Distribution can not be assessed properly, based on the fact that repeated dose testing on similar substance didn't reported sistemic toxicity or accumulation in specific tissues, at the tested doses. The substance, when assumed orally, is hydrolised in the sulphosuccinic part, whose metabolism and distribution has been extensively studied and excretion at very high evels has been measured. While the long chain alcoholic part is presumably absorbed, oxidised to the corresponding fatty acid moyety and it will enter in the fatty acid metabolic cycle.

Part 2: Read-across to Docusate sodium
No test data were available for current substance, however read across data were available from Docusate sodium. Data from docusate sodium can be taken into account to follow the sulphosuccinic portion that will generate afer hydrolysis in the stomach after oral uptake.

- The absorption, excretion and metabolism of read across substance Docusate sodium have been investigated in rats, rabbits, dogs and man (Kelly, 1973). Radiolabelled compound carbon-14 was used in animal studies and unlabelled Docusate sodium in certain studies in rats, dogs and man. Both studies show a good absorption of the compound. From the studies with unlabelled Docusate sodium in the rat, the percent excretion of metabolites (2-ethylhexanol derivatives) seem to be similar after oral and intravenous administration demonstrating the good absorption of the compound. Confirmation of extensive absorption was obtained through oral dosage of 10 mg/kg carbon-14 labelled compound.

A comparison of an intravenous and an oral dose of 4 mg/kg of radiolabelled Docusate sodium in the rabbit also indicated a high degree of absorption following oral dosage in this species. Each route of administration resulted in the excretion of over 90% of the radioactivity in the urine after 48 hours. After 24 hours 89.4% and 72.8% are found after intravenous and oral administration respectively. As in the case of the rat, extensive metabolism was observed in the rabbit. A comparison of an oral and an intravenous dose of 4 mg/kg carbon-14 Docusate sodium in the dog yielded remarkably similar excretion patterns and metabolic profiles. However compared to the rat and rabbit, excretion via feces is higher than via urine. After 96 hours around 25% is excreted in the urine (20% after 24 hours), while around 71% is excreted in the feces (65-70% after 48 hours). Countercurrent distribution curves on the urine of these animals were almost identical.

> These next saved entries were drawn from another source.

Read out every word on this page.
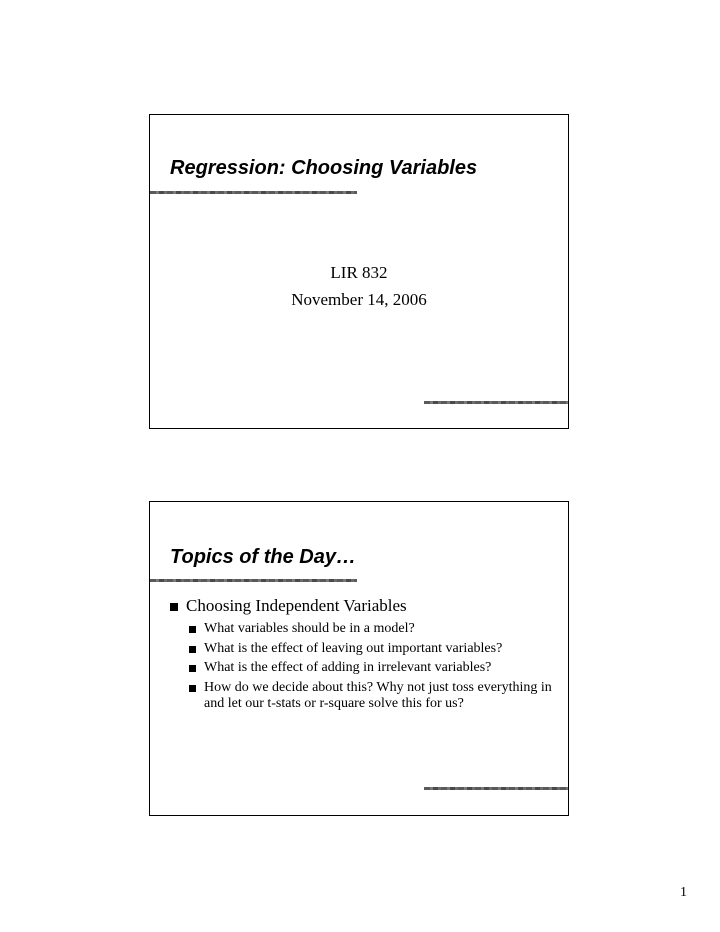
Regression: Choosing Variables
LIR 832
November 14, 2006
Topics of the Day…
Choosing Independent Variables
What variables should be in a model?
What is the effect of leaving out important variables?
What is the effect of adding in irrelevant variables?
How do we decide about this? Why not just toss everything in and let our t-stats or r-square solve this for us?
1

- In man, peak concentrations of Docusate sodium in serum occurred at 2 hours after dosage with 200 mg. These values, in two men, were 7.9 and 5.5 µg/mL, similar in magnitude to the plasma concentration seen at 1 hour in the orally dosed dog (7.4 µg/mL) which received 4 mg/kg. The analysis of human serum was done by gas chromatography and that of dog plasma by the radiometric method. The excretion of 2-ethylhexanol derivatives in the urine of man accounted for only a very small amount of the administered dose of Docusate sodium, a finding similar to that seen in the urine of the dog. An attempt to compare the urine of man and the dog by analysis of 2-ethylhexanol forming compounds in countercurrent distribution fractions did not yield fruitful results. The metabolites found in dog urine are assumed to be incompletely hydrolysed ester derivatives of Docusate sodium.


- Kelly R. G. (1973). The pharmacokinetics and metabolism of dioctyl sodium sulfosuccinate in several animal species and man. Testing laboratory: American Cyanamid. Report no.: 07066. Owner company: Cytec. Study number: 7235-03. Report date: 1973-04-10.